But Condry loses me a bit with his exploration of adult male fans who love the moe character archetype (cute, defenseless, and clumsy young girls) and the realm of “2D lovers” (men who prefer the charms of anime characters, often screen-printed onto body pillows, to real women). While Condry does point out that if you Google moe, it’s usually porn, he focuses instead on the idea that’s a pure love that attracts male fans to these characters, a love that makes them want to protect these characters. (No distaff counterpart to this phenomenon is discussed; in my own experience, it’s only brought up as a disarming joke.) He also argues that 2D lovers aren’t rejecting the 3D world, as many of them claim, but are broadcasting out to the world in order to find affirmation and affection among those who love the same thing. The chapter, as a whole, focuses on this as an alternative masculinity to the traditional Japanese salaryman and masculinities that focus on production as your worth as a man. In his introduction, Condry states that “[g]ender in anime is a topic that deserves more attention than my limited access could achieve” (6), but I found it shocking that Condry didn’t even discuss the possibility of misogyny being a factor for some 2D lovers or the fact that moe, pure-hearted or not, definitely sexualizes characters who are children (if it’s pure, you’re still protecting her virginity; if it’s not, there are not enough boiling showers in the world for me to get that out of my brain). I understand not wanting to focus on that, given the analysis he’s doing, but not to bring it up at all feels wrong to me. Every fandom has its dark side, but the dark side of anime fandom, years after I’ve left it, still makes me uneasy. This is, of course, not to dismiss all of anime fandom—I would absolutely adore recommendations for great spaces in anime fandom, if you’ve got them. But this chapter feels irrelevant compared to the rest of the book. Ugh.

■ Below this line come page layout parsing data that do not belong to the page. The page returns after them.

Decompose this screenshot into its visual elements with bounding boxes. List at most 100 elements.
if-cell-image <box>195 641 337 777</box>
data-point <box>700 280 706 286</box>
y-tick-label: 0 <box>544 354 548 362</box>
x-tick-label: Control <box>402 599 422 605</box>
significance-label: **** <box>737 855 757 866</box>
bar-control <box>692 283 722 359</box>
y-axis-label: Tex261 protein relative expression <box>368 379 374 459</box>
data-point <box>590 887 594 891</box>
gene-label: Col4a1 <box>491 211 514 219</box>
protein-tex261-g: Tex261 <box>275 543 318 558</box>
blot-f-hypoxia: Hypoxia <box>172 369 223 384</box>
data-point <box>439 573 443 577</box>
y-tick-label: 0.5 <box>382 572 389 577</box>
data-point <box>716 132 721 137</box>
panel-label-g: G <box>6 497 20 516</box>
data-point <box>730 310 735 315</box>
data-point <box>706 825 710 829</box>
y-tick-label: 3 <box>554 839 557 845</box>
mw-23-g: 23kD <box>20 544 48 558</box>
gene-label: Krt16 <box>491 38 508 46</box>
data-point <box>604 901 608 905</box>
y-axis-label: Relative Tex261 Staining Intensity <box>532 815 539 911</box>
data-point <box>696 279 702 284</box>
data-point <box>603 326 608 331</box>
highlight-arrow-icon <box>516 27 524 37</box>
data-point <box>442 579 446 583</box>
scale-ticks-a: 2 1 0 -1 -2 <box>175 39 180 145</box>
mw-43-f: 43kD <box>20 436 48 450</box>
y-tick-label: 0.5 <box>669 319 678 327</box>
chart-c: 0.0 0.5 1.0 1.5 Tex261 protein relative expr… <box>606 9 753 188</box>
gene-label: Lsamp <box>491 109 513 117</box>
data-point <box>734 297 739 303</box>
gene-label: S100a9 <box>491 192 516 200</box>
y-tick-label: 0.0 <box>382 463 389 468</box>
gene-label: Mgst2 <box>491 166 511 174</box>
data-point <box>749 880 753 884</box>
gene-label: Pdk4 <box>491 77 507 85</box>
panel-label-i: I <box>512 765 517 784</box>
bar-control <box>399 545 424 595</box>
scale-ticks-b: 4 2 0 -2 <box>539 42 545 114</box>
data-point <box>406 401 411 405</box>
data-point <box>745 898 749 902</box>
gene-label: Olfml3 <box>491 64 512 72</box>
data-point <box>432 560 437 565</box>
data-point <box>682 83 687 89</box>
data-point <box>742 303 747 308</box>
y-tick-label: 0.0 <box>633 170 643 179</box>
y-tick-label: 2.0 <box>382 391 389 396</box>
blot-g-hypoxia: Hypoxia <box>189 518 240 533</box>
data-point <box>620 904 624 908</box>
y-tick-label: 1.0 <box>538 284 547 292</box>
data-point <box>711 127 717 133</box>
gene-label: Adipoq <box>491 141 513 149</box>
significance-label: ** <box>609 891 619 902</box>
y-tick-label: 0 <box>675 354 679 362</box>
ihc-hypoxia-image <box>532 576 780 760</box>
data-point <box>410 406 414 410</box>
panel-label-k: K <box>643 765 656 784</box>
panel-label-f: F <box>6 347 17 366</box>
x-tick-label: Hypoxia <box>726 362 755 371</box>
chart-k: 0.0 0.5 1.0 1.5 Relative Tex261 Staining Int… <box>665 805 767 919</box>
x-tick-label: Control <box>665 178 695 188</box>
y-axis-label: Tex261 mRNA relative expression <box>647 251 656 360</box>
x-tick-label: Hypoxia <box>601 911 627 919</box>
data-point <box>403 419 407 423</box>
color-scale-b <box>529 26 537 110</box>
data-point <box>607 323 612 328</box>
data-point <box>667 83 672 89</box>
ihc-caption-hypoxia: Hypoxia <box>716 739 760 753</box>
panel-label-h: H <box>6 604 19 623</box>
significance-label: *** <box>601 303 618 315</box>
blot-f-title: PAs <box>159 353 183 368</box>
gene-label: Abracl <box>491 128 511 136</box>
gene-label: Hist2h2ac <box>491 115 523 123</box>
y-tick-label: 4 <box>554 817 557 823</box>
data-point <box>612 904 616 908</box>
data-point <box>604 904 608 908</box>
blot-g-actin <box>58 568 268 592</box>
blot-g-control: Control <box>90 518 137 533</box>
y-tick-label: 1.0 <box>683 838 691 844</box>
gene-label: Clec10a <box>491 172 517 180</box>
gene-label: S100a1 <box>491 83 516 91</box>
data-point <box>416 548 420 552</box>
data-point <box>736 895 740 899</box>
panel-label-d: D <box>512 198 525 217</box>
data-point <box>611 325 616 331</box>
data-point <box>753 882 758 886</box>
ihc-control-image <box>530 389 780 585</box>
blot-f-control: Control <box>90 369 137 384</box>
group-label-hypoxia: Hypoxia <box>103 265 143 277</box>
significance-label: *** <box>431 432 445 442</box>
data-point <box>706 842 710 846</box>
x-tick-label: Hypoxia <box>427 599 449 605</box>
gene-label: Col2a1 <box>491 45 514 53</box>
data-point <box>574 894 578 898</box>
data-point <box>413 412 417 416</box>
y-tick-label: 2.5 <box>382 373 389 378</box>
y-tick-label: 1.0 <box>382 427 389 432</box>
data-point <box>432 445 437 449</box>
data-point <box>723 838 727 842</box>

Bottom line: The Soul of Anime offers intriguing theories as to the unique appeal of anime, with the concepts of transmedia storytelling, collaborative creativity, and social energy. While I would argue that twenty-five percent of what Condry is talking about here applies to all fandoms, not just anime, it’s a good look into the medium’s specific charms. Unfortunately, a chapter on moe and 2D lovers examines them without even acknowledging the possibility of misogyny or examining their sexualization of children just gives me the utter creeps. Worth a read, but maybe skip chapter seven.
I read this digital galley for free on NetGalley.
The Soul of Anime will be published on the 29th—tomorrow!